Naming Names

In a series that I’m developing, I’ve got a bunch of characters from a variety of backgrounds and cultures. But … the story is set thousands of years in the future and the cultures aren’t the same as what we know.

Even given that, some names sound like cultures that exist today, but others sound exotic to our ears.

One of the characters, who I don’t want to sound too exotic to a western reader, is Brett Westmoreland, head of security on the IUDV Chaucer (Interplanetary Union Diplomatic Vessel).

While that name has withstood any number of revisions and edits, it’s started to cause a conflict. You see in the latest round of layering edits, I’m adding a weapons officer, and her first name is definitely Brita.

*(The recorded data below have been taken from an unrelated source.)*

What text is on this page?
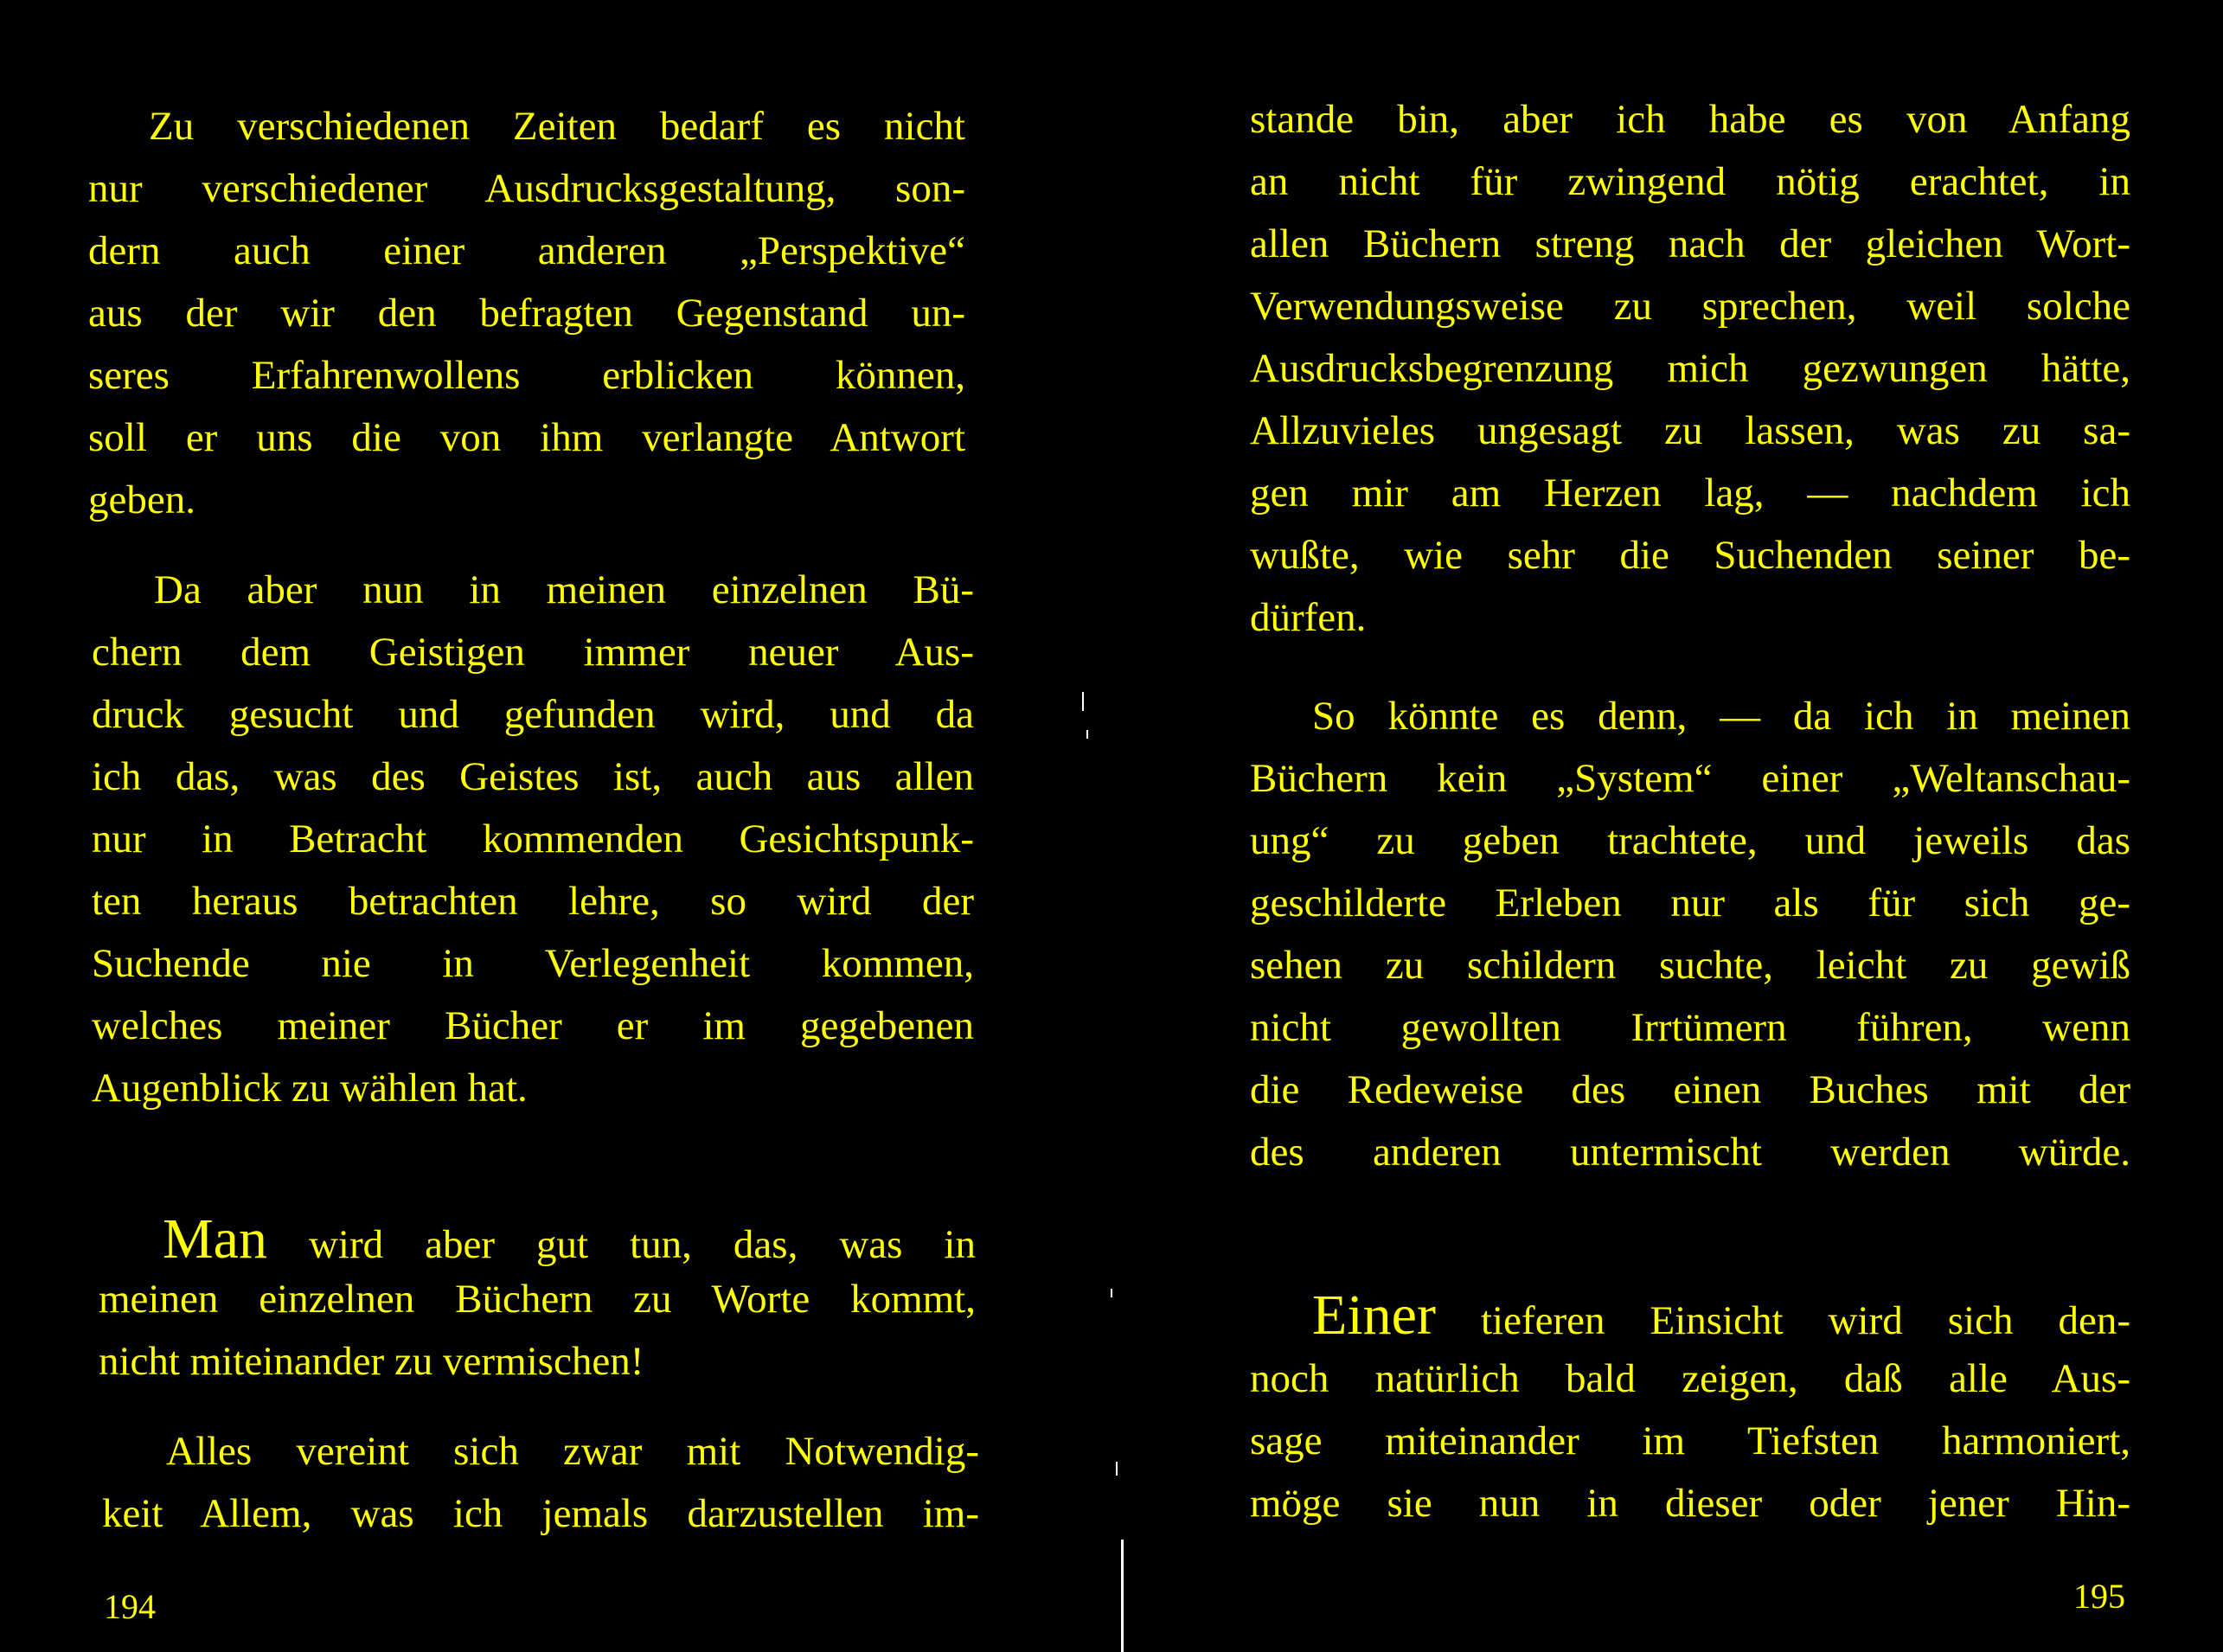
Zu verschiedenen Zeiten bedarf es nicht
nur verschiedener Ausdrucksgestaltung, son-
dern auch einer anderen „Perspektive“
aus der wir den befragten Gegenstand un-
seres Erfahrenwollens erblicken können,
soll er uns die von ihm verlangte Antwort
geben.
Da aber nun in meinen einzelnen Bü-
chern dem Geistigen immer neuer Aus-
druck gesucht und gefunden wird, und da
ich das, was des Geistes ist, auch aus allen
nur in Betracht kommenden Gesichtspunk-
ten heraus betrachten lehre, so wird der
Suchende nie in Verlegenheit kommen,
welches meiner Bücher er im gegebenen
Augenblick zu wählen hat.
Man wird aber gut tun, das, was in
meinen einzelnen Büchern zu Worte kommt,
nicht miteinander zu vermischen!
Alles vereint sich zwar mit Notwendig-
keit Allem, was ich jemals darzustellen im-
194
stande bin, aber ich habe es von Anfang
an nicht für zwingend nötig erachtet, in
allen Büchern streng nach der gleichen Wort-
Verwendungsweise zu sprechen, weil solche
Ausdrucksbegrenzung mich gezwungen hätte,
Allzuvieles ungesagt zu lassen, was zu sa-
gen mir am Herzen lag, — nachdem ich
wußte, wie sehr die Suchenden seiner be-
dürfen.
So könnte es denn, — da ich in meinen
Büchern kein „System“ einer „Weltanschau-
ung“ zu geben trachtete, und jeweils das
geschilderte Erleben nur als für sich ge-
sehen zu schildern suchte, leicht zu gewiß
nicht gewollten Irrtümern führen, wenn
die Redeweise des einen Buches mit der
des anderen untermischt werden würde.
Einer tieferen Einsicht wird sich den-
noch natürlich bald zeigen, daß alle Aus-
sage miteinander im Tiefsten harmoniert,
möge sie nun in dieser oder jener Hin-
195
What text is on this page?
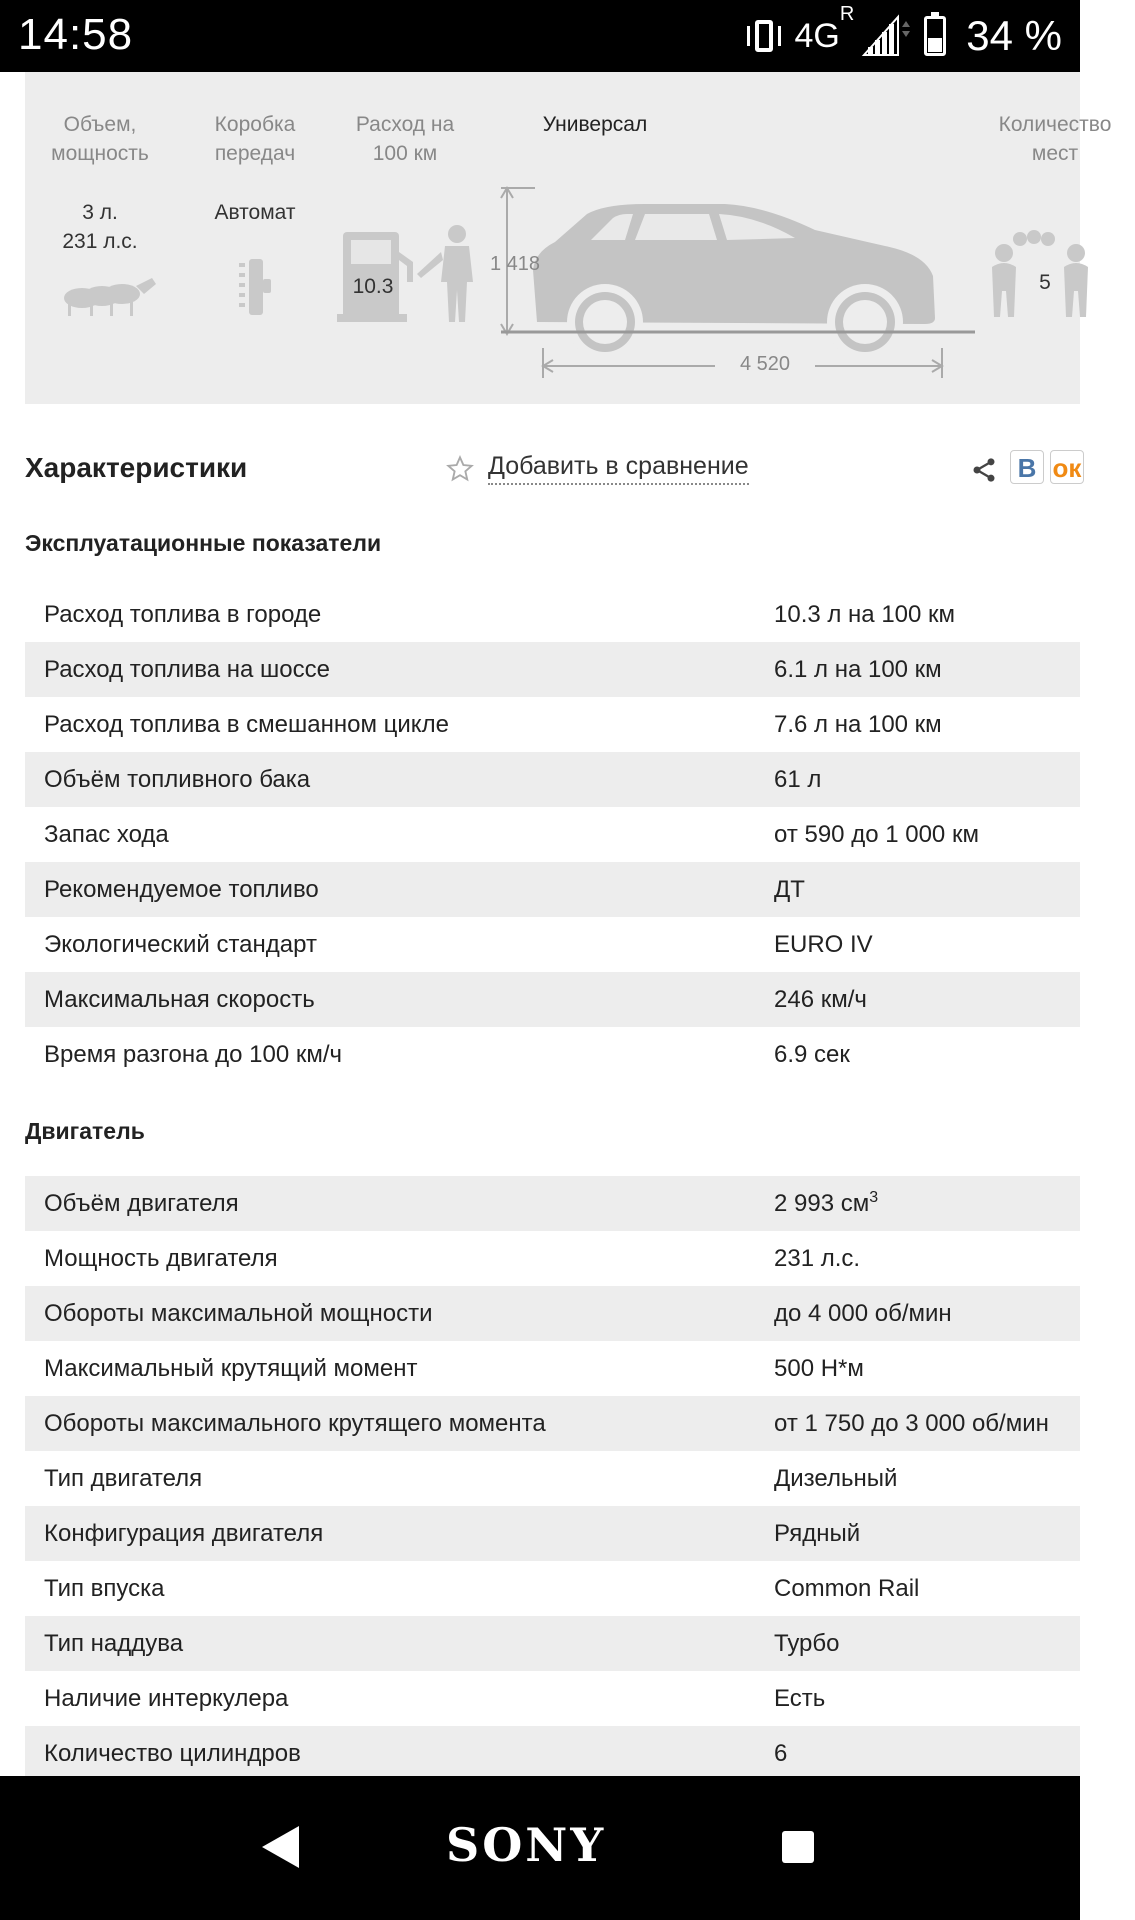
14:58	$4G^R$	34 %
Объем, мощность
3 л.
231 л.с.
Коробка передач
Автомат
Расход на 100 км
10.3
Универсал
1 418
4 520
Количество мест
5
Характеристики	Добавить в сравнение	В ок
Эксплуатационные показатели
Расход топлива в городе	10.3 л на 100 км
Расход топлива на шоссе	6.1 л на 100 км
Расход топлива в смешанном цикле	7.6 л на 100 км
Объём топливного бака	61 л
Запас хода	от 590 до 1 000 км
Рекомендуемое топливо	ДТ
Экологический стандарт	EURO IV
Максимальная скорость	246 км/ч
Время разгона до 100 км/ч	6.9 сек
Двигатель
Объём двигателя	2 993 $см^3$
Мощность двигателя	231 л.с.
Обороты максимальной мощности	до 4 000 об/мин
Максимальный крутящий момент	500 Н*м
Обороты максимального крутящего момента	от 1 750 до 3 000 об/мин
Тип двигателя	Дизельный
Конфигурация двигателя	Рядный
Тип впуска	Common Rail
Тип наддува	Турбо
Наличие интеркулера	Есть
Количество цилиндров	6
SONY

But Brita and Brett, two people who are on the bridge of the ship, speaking important info, during crises, may cause confusion in the reader’s mind. So I’ve been looking for an alternative for Brita.

Instead, I found one for Brett.

I’ve been re-reading golden age science fiction, and I’ve just finished The Naked Sun by Isaac Asimov. This murder mystery culture clash of the future is an interesting story to deconstruct in its own right, but for our needs today, there’s only one element I need to discuss: the name of the murder victim, Rikaine Delmarre.

Rikaine is an interesting name. It jumped out at me every time it occurred. Maybe it could replace Brett.

Rikaine Westmoreland.

Why Westmoreland? In my lifetime there has been a high profile American general named Westmoreland. I like the connotation of the name in the reader’s mind, for my chief of security.

I have another character whose name I want to mention, Char Osbaldiston. This character started out as a man, but Char is an ambiguous name, and once I’d written a bit more, it made more sense to flip the character to female.

Here’s where it gets fun. As I’ve been developing Char, I’ve given her a lover, a younger, male crew member of a lower rank (it’s a scandal). But in the prequel story that I’d started mapping out before I switched Char to female, Char has a girlfriend.

I’ve decided I’m going to leave both as is, without any commentary from crew or narrator (except for the lower-rank scandal). I feel that’s the right way to write this character; she’s comfortable with who she is, so no one challenges her lifestyle.

FYI, the name “Osbaldiston” comes to me from a Canadian Football League kicker, although his name may have been Osbaldistan. I don’t care which it was, this is the name as I’ve decided it exists in that universe and fits Char.